Concerns arise amongst December 12 District 27 Senator Special Election

Staff Writer

A special election is coming up quickly for the Oklahoma Senate District 27 seat, and concerns have been raised from citizens on what the implications of this election could mean not only for the senate district, but for Oklahoma Representative District 61 as well.
The election on Dec. 12 will only cover the primary for Republicans; a special election for the seat will take place on Feb. 13. This time around, the decision carries more weight than just choosing who will represent these districts.

There are six Republican candidates on the Dec. 12 primary ballot for the Senate District 27 seat:
• Jeff Hall of Mooreland (Woodward County)
• Carolyn McClarty of Mutual (Woodward County)
• Travis Templin of Seiling (Dewey County)
• Casey Murdock of Felt (Cimarron County)
• Tommy Nicholson of Mooreland (Woodward County)
• Michael Medill of Woodward (Woodward County)

Of the six Republican candidates, only Murdock lives within the Oklahoma Representative District 61 boundaries. The only portion of Woodward County in District 61 is Fort Supply. This means the five other candidates - Hall, McClarty, Templin, Nicholson, and Medill - live in Senate District 27 and are not residents of Representative District 61, and will not be able to run for the District 61 seat.
The sole Democratic candidate for the seat, Amber Jensen, is a Woodward resident. All the candidates from Woodward reside in Oklahoma Representative District 58. Travis Templin, who lives in Dewey County, resides in Oklahoma Representative District 59.

The question has been raised: If Murdock is elected to the seat for Senate District 27, who will represent the constituents in Harper, Ellis, Cimarron, and Texas counties, as well as Fort Supply?
The answer to this question comes with the regular Nov. 6, 2018 election.
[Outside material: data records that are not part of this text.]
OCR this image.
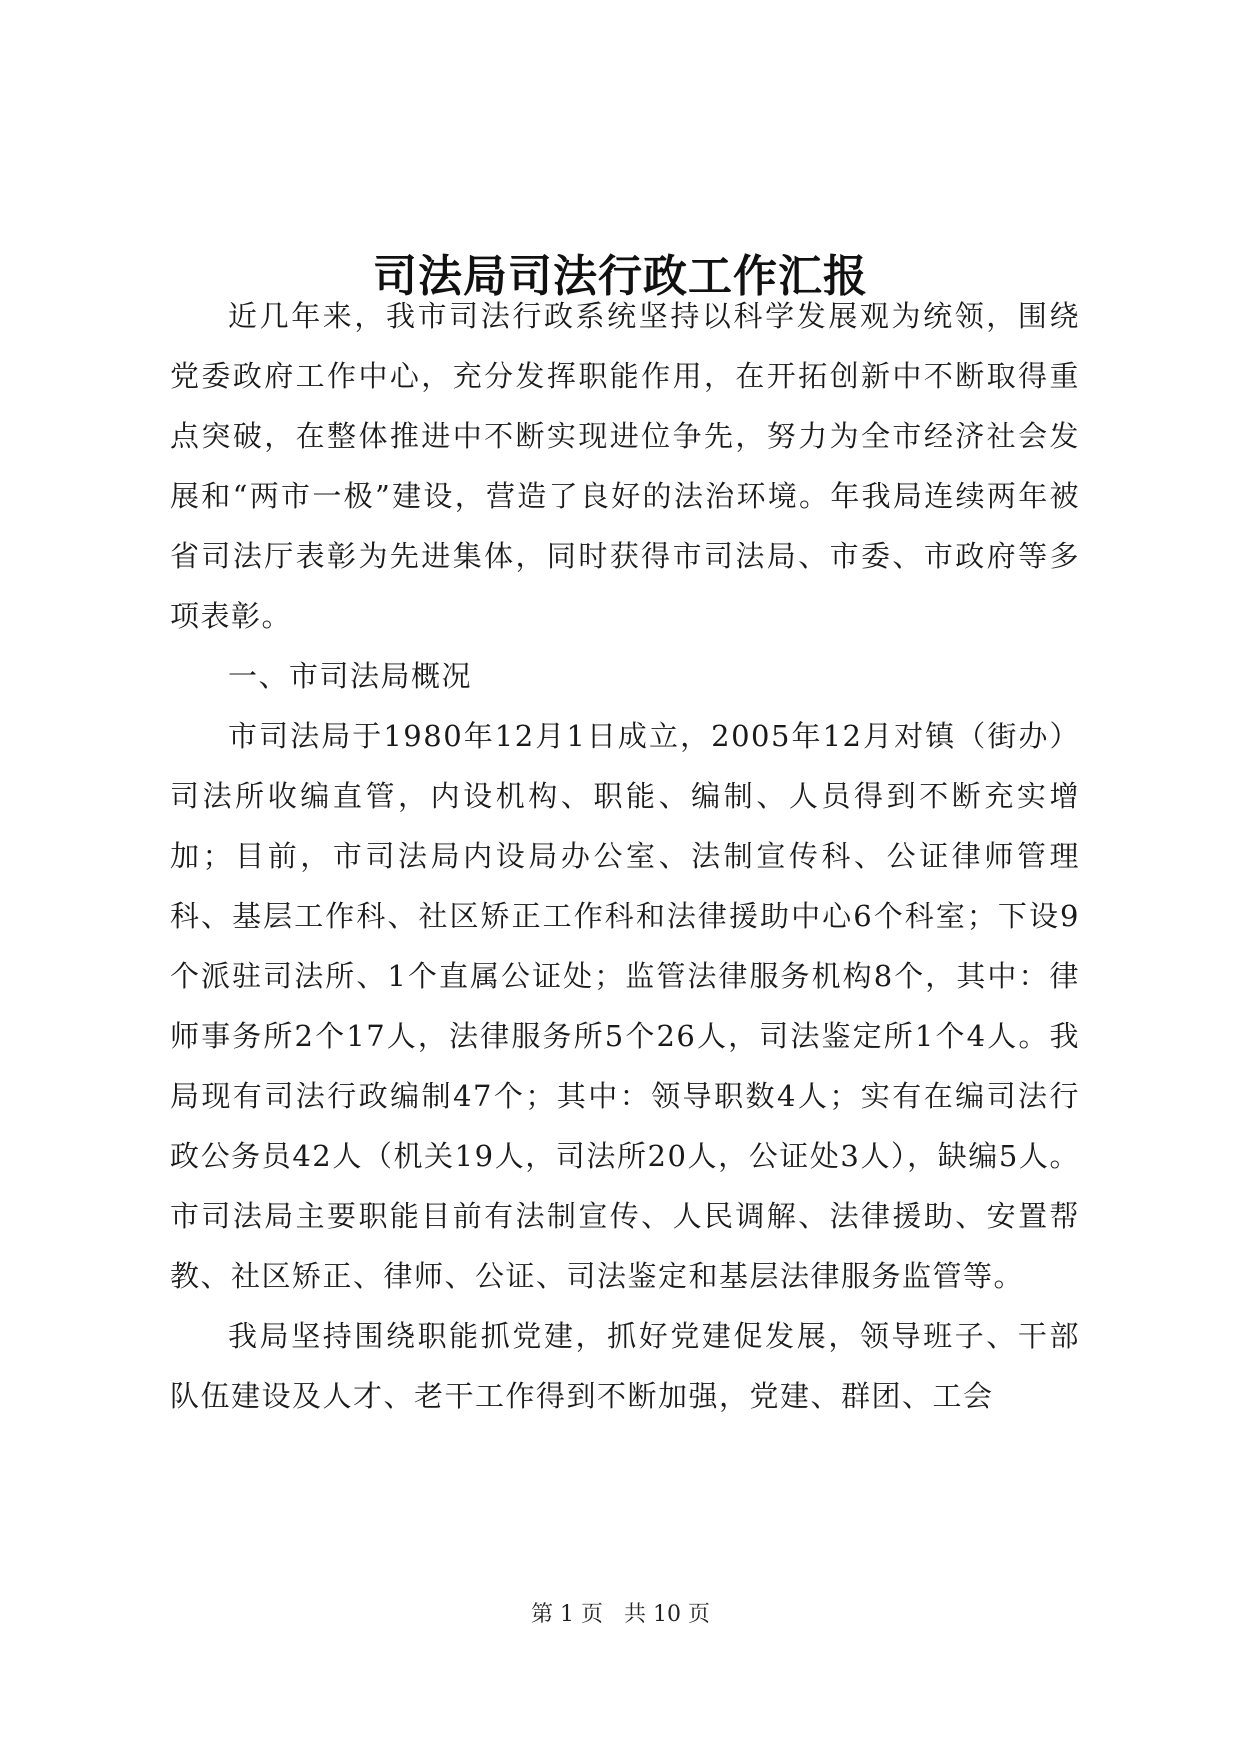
司法局司法行政工作汇报

近几年来，我市司法行政系统坚持以科学发展观为统领，围绕党委政府工作中心，充分发挥职能作用，在开拓创新中不断取得重点突破，在整体推进中不断实现进位争先，努力为全市经济社会发展和“两市一极”建设，营造了良好的法治环境。年我局连续两年被省司法厅表彰为先进集体，同时获得市司法局、市委、市政府等多项表彰。

一、市司法局概况

市司法局于1980年12月1日成立，2005年12月对镇（街办）司法所收编直管，内设机构、职能、编制、人员得到不断充实增加；目前，市司法局内设局办公室、法制宣传科、公证律师管理科、基层工作科、社区矫正工作科和法律援助中心6个科室；下设9个派驻司法所、1个直属公证处；监管法律服务机构8个，其中：律师事务所2个17人，法律服务所5个26人，司法鉴定所1个4人。我局现有司法行政编制47个；其中：领导职数4人；实有在编司法行政公务员42人（机关19人，司法所20人，公证处3人），缺编5人。市司法局主要职能目前有法制宣传、人民调解、法律援助、安置帮教、社区矫正、律师、公证、司法鉴定和基层法律服务监管等。

我局坚持围绕职能抓党建，抓好党建促发展，领导班子、干部队伍建设及人才、老干工作得到不断加强，党建、群团、工会

第 1 页 共 10 页
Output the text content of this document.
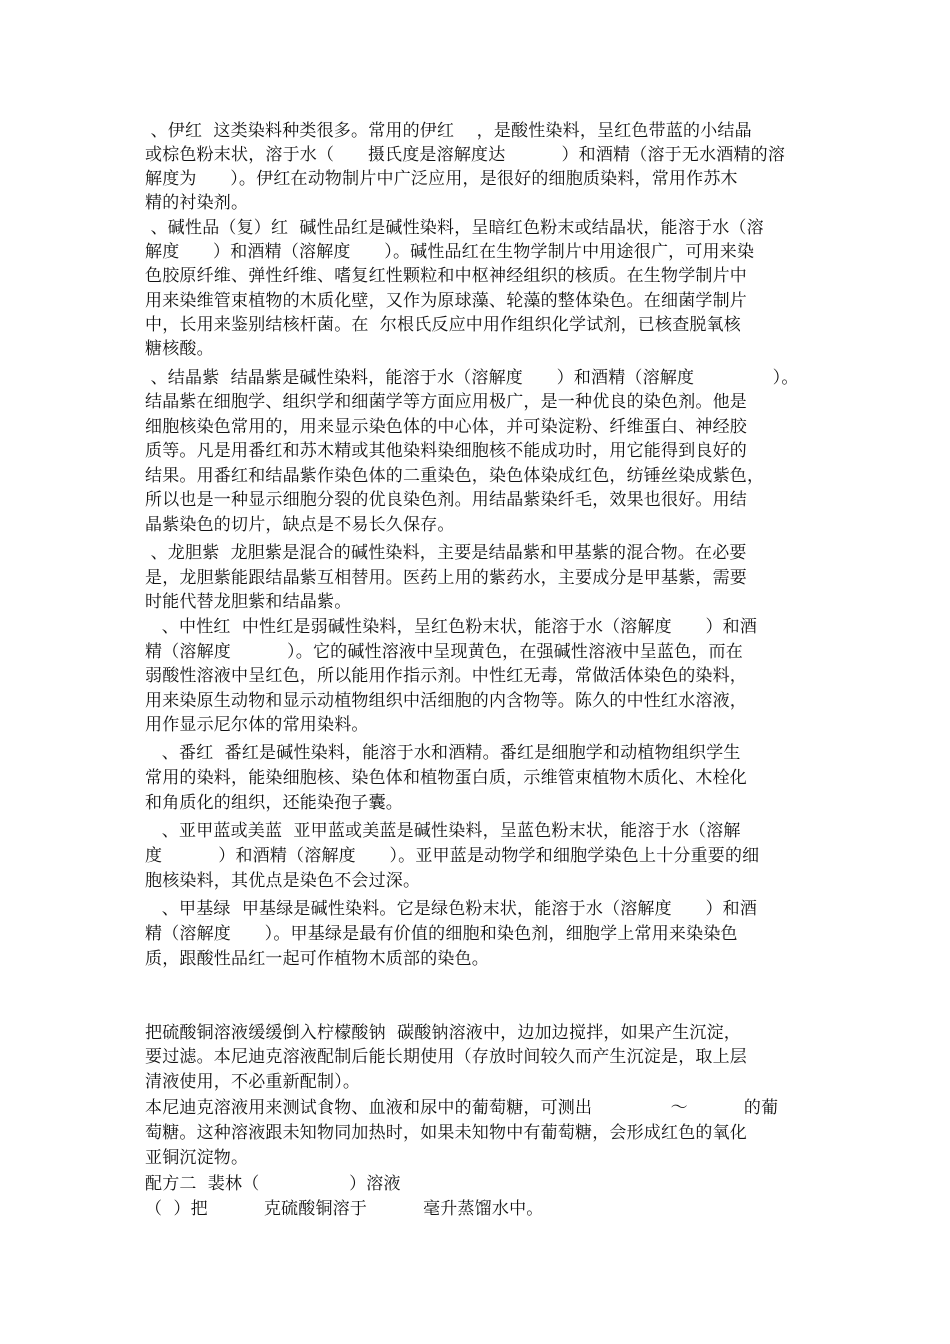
、伊红  这类染料种类很多。常用的伊红    ，是酸性染料，呈红色带蓝的小结晶
或棕色粉末状，溶于水（      摄氏度是溶解度达          ）和酒精（溶于无水酒精的溶
解度为      ）。伊红在动物制片中广泛应用，是很好的细胞质染料，常用作苏木
精的衬染剂。
、碱性品（复）红  碱性品红是碱性染料，呈暗红色粉末或结晶状，能溶于水（溶
解度      ）和酒精（溶解度      ）。碱性品红在生物学制片中用途很广，可用来染
色胶原纤维、弹性纤维、嗜复红性颗粒和中枢神经组织的核质。在生物学制片中
用来染维管束植物的木质化壁，又作为原球藻、轮藻的整体染色。在细菌学制片
中，长用来鉴别结核杆菌。在  尔根氏反应中用作组织化学试剂，已核查脱氧核
糖核酸。
、结晶紫  结晶紫是碱性染料，能溶于水（溶解度      ）和酒精（溶解度              ）。
结晶紫在细胞学、组织学和细菌学等方面应用极广，是一种优良的染色剂。他是
细胞核染色常用的，用来显示染色体的中心体，并可染淀粉、纤维蛋白、神经胶
质等。凡是用番红和苏木精或其他染料染细胞核不能成功时，用它能得到良好的
结果。用番红和结晶紫作染色体的二重染色，染色体染成红色，纺锤丝染成紫色，
所以也是一种显示细胞分裂的优良染色剂。用结晶紫染纤毛，效果也很好。用结
晶紫染色的切片，缺点是不易长久保存。
、龙胆紫  龙胆紫是混合的碱性染料，主要是结晶紫和甲基紫的混合物。在必要
是，龙胆紫能跟结晶紫互相替用。医药上用的紫药水，主要成分是甲基紫，需要
时能代替龙胆紫和结晶紫。
、中性红  中性红是弱碱性染料，呈红色粉末状，能溶于水（溶解度      ）和酒
精（溶解度          ）。它的碱性溶液中呈现黄色，在强碱性溶液中呈蓝色，而在
弱酸性溶液中呈红色，所以能用作指示剂。中性红无毒，常做活体染色的染料，
用来染原生动物和显示动植物组织中活细胞的内含物等。陈久的中性红水溶液，
用作显示尼尔体的常用染料。
、番红  番红是碱性染料，能溶于水和酒精。番红是细胞学和动植物组织学生
常用的染料，能染细胞核、染色体和植物蛋白质，示维管束植物木质化、木栓化
和角质化的组织，还能染孢子囊。
、亚甲蓝或美蓝  亚甲蓝或美蓝是碱性染料，呈蓝色粉末状，能溶于水（溶解
度          ）和酒精（溶解度      ）。亚甲蓝是动物学和细胞学染色上十分重要的细
胞核染料，其优点是染色不会过深。
、甲基绿  甲基绿是碱性染料。它是绿色粉末状，能溶于水（溶解度      ）和酒
精（溶解度      ）。甲基绿是最有价值的细胞和染色剂，细胞学上常用来染染色
质，跟酸性品红一起可作植物木质部的染色。
把硫酸铜溶液缓缓倒入柠檬酸钠  碳酸钠溶液中，边加边搅拌，如果产生沉淀，
要过滤。本尼迪克溶液配制后能长期使用（存放时间较久而产生沉淀是，取上层
清液使用，不必重新配制）。
本尼迪克溶液用来测试食物、血液和尿中的葡萄糖，可测出              ～          的葡
萄糖。这种溶液跟未知物同加热时，如果未知物中有葡萄糖，会形成红色的氧化
亚铜沉淀物。
配方二  裴林（                ）溶液
（  ）把          克硫酸铜溶于          毫升蒸馏水中。
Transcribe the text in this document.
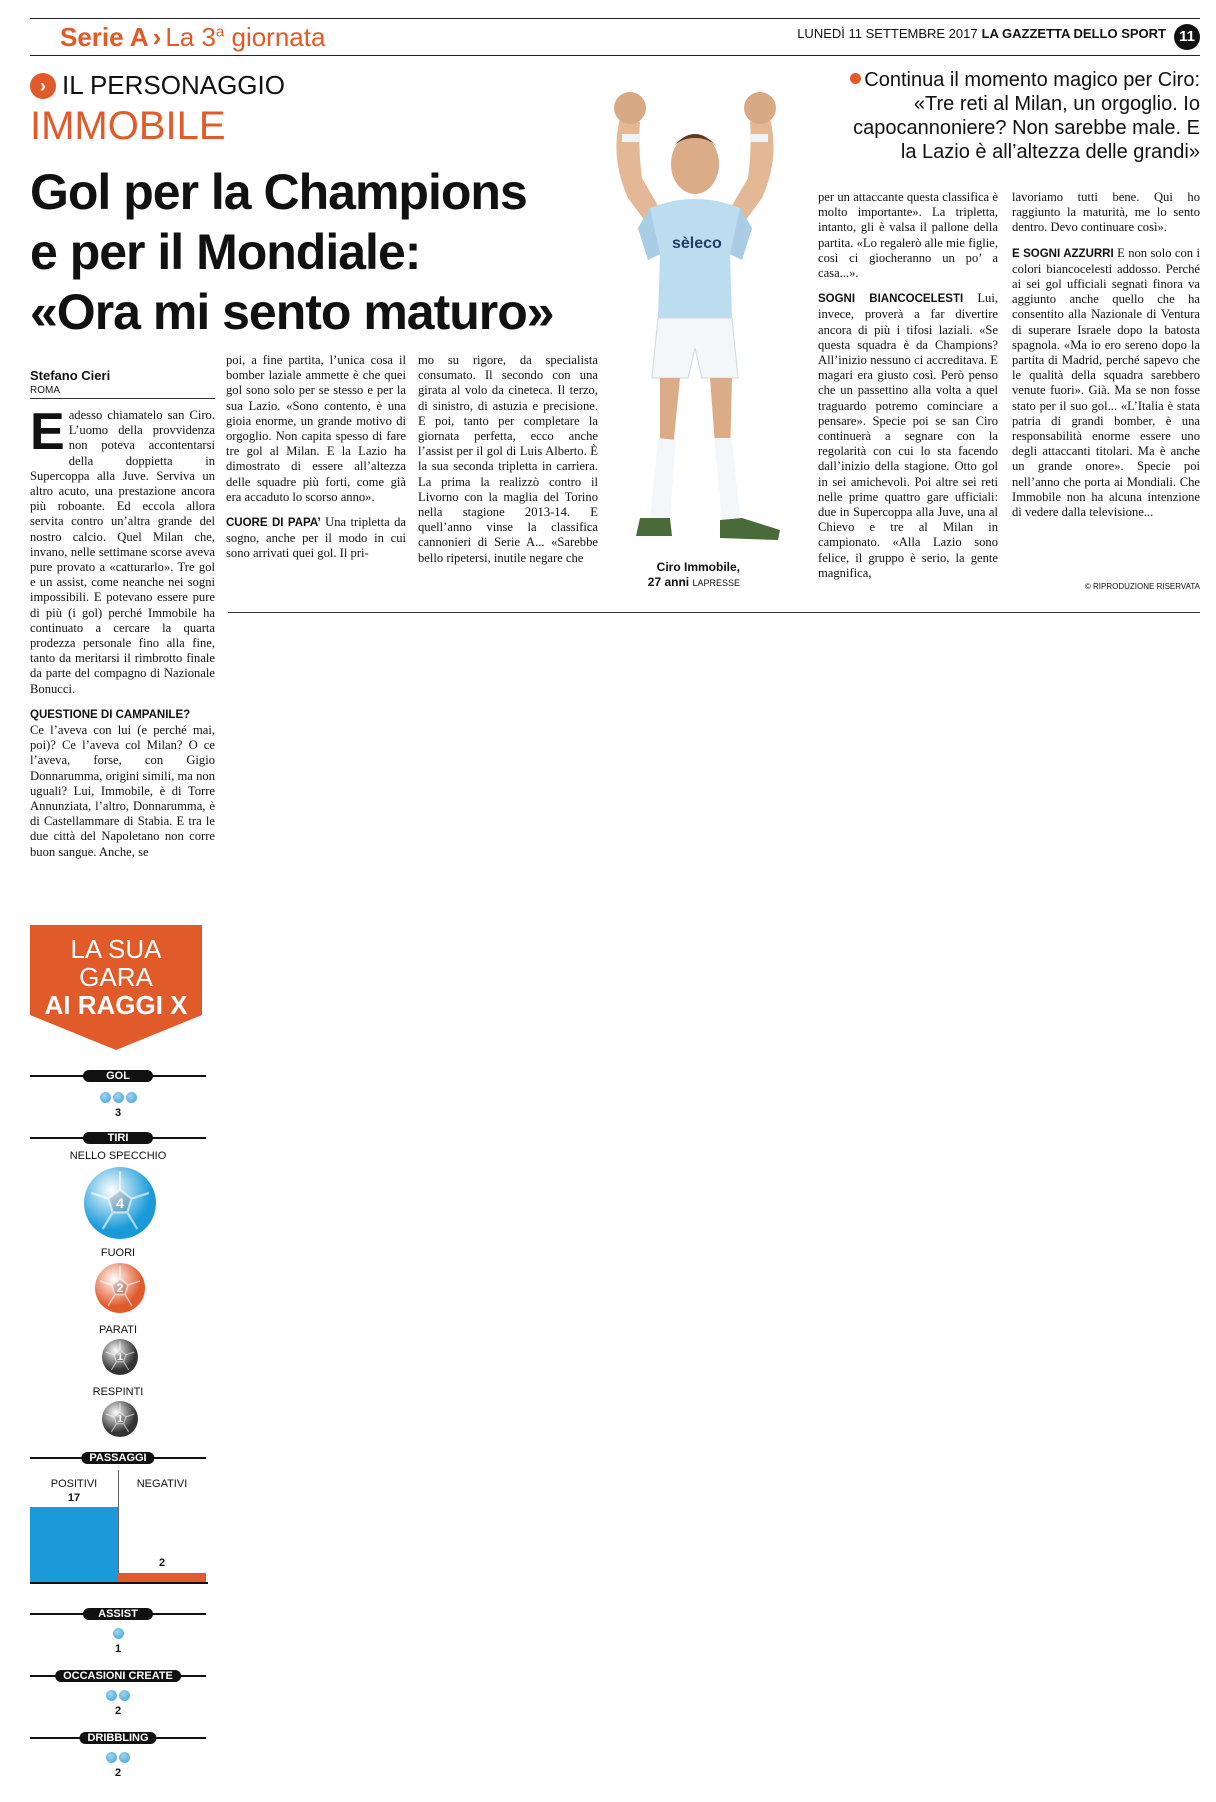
Serie A › La 3$^a$ giornata	LUNEDÌ 11 SETTEMBRE 2017 LA GAZZETTA DELLO SPORT 11
› IL PERSONAGGIO
IMMOBILE
Gol per la Champions
e per il Mondiale:
«Ora mi sento maturo»
sèleco
Ciro Immobile,
27 anni LAPRESSE
Continua il momento magico per Ciro: «Tre reti al Milan, un orgoglio. Io capocannoniere? Non sarebbe male. E la Lazio è all’altezza delle grandi»
Stefano Cieri
ROMA

Eadesso chiamatelo san Ciro. L’uomo della provvidenza non poteva accontentarsi della doppietta in Supercoppa alla Juve. Serviva un altro acuto, una prestazione ancora più roboante. Ed eccola allora servita contro un’altra grande del nostro calcio. Quel Milan che, invano, nelle settimane scorse aveva pure provato a «catturarlo». Tre gol e un assist, come neanche nei sogni impossibili. E potevano essere pure di più (i gol) perché Immobile ha continuato a cercare la quarta prodezza personale fino alla fine, tanto da meritarsi il rimbrotto finale da parte del compagno di Nazionale Bonucci.

QUESTIONE DI CAMPANILE?
Ce l’aveva con lui (e perché mai, poi)? Ce l’aveva col Milan? O ce l’aveva, forse, con Gigio Donnarumma, origini simili, ma non uguali? Lui, Immobile, è di Torre Annunziata, l’altro, Donnarumma, è di Castellammare di Stabia. E tra le due città del Napoletano non corre buon sangue. Anche, se

poi, a fine partita, l’unica cosa il bomber laziale ammette è che quei gol sono solo per se stesso e per la sua Lazio. «Sono contento, è una gioia enorme, un grande motivo di orgoglio. Non capita spesso di fare tre gol al Milan. E la Lazio ha dimostrato di essere all’altezza delle squadre più forti, come già era accaduto lo scorso anno».

CUORE DI PAPA’ Una tripletta da sogno, anche per il modo in cui sono arrivati quei gol. Il pri-

mo su rigore, da specialista consumato. Il secondo con una girata al volo da cineteca. Il terzo, di sinistro, di astuzia e precisione. E poi, tanto per completare la giornata perfetta, ecco anche l’assist per il gol di Luis Alberto. È la sua seconda tripletta in carriera. La prima la realizzò contro il Livorno con la maglia del Torino nella stagione 2013-14. E quell’anno vinse la classifica cannonieri di Serie A... «Sarebbe bello ripetersi, inutile negare che

per un attaccante questa classifica è molto importante». La tripletta, intanto, gli è valsa il pallone della partita. «Lo regalerò alle mie figlie, così ci giocheranno un po’ a casa...».

SOGNI BIANCOCELESTI Lui, invece, proverà a far divertire ancora di più i tifosi laziali. «Se questa squadra è da Champions? All’inizio nessuno ci accreditava. E magari era giusto così. Però penso che un passettino alla volta a quel traguardo potremo cominciare a pensarе». Specie poi se san Ciro continuerà a segnare con la regolarità con cui lo sta facendo dall’inizio della stagione. Otto gol in sei amichevoli. Poi altre sei reti nelle prime quattro gare ufficiali: due in Supercoppa alla Juve, una al Chievo e tre al Milan in campionato. «Alla Lazio sono felice, il gruppo è serio, la gente magnifica,

lavoriamo tutti bene. Qui ho raggiunto la maturità, me lo sento dentro. Devo continuare così».

E SOGNI AZZURRI E non solo con i colori biancocelesti addosso. Perché ai sei gol ufficiali segnati finora va aggiunto anche quello che ha consentito alla Nazionale di Ventura di superare Israele dopo la batosta spagnola. «Ma io ero sereno dopo la partita di Madrid, perché sapevo che le qualità della squadra sarebbero venute fuori». Già. Ma se non fosse stato per il suo gol... «L’Italia è stata patria di grandi bomber, è una responsabilità enorme essere uno degli attaccanti titolari. Ma è anche un grande onore». Specie poi nell’anno che porta ai Mondiali. Che Immobile non ha alcuna intenzione di vedere dalla televisione...

© RIPRODUZIONE RISERVATA
LA SUA
GARA
AI RAGGI X
GOL
3
TIRI
NELLO SPECCHIO
4
FUORI
2
PARATI
1
RESPINTI
1
PASSAGGI
POSITIVI	NEGATIVI
17
2
ASSIST
1
OCCASIONI CREATE
2
DRIBBLING
2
Should Murdock be elected, he must vacate the District 61 seat as a representative before he is sworn in as senator. It has been verified that a special election will not be called to fill Murdock’s seat, and an appointment is not expected be made to complete the term.

A representative can be chosen by voters in the Nov. 6 election, but this will be past the regular 2018 Oklahoma legislative session. That elected representative will not be sworn in until the beginning of 2019. This scenario would leave Oklahoma District 61 without a representative for a year.

We would like to thank the Texas County residents who have contacted us with concerns about how this election will affect representation for the Panhandle.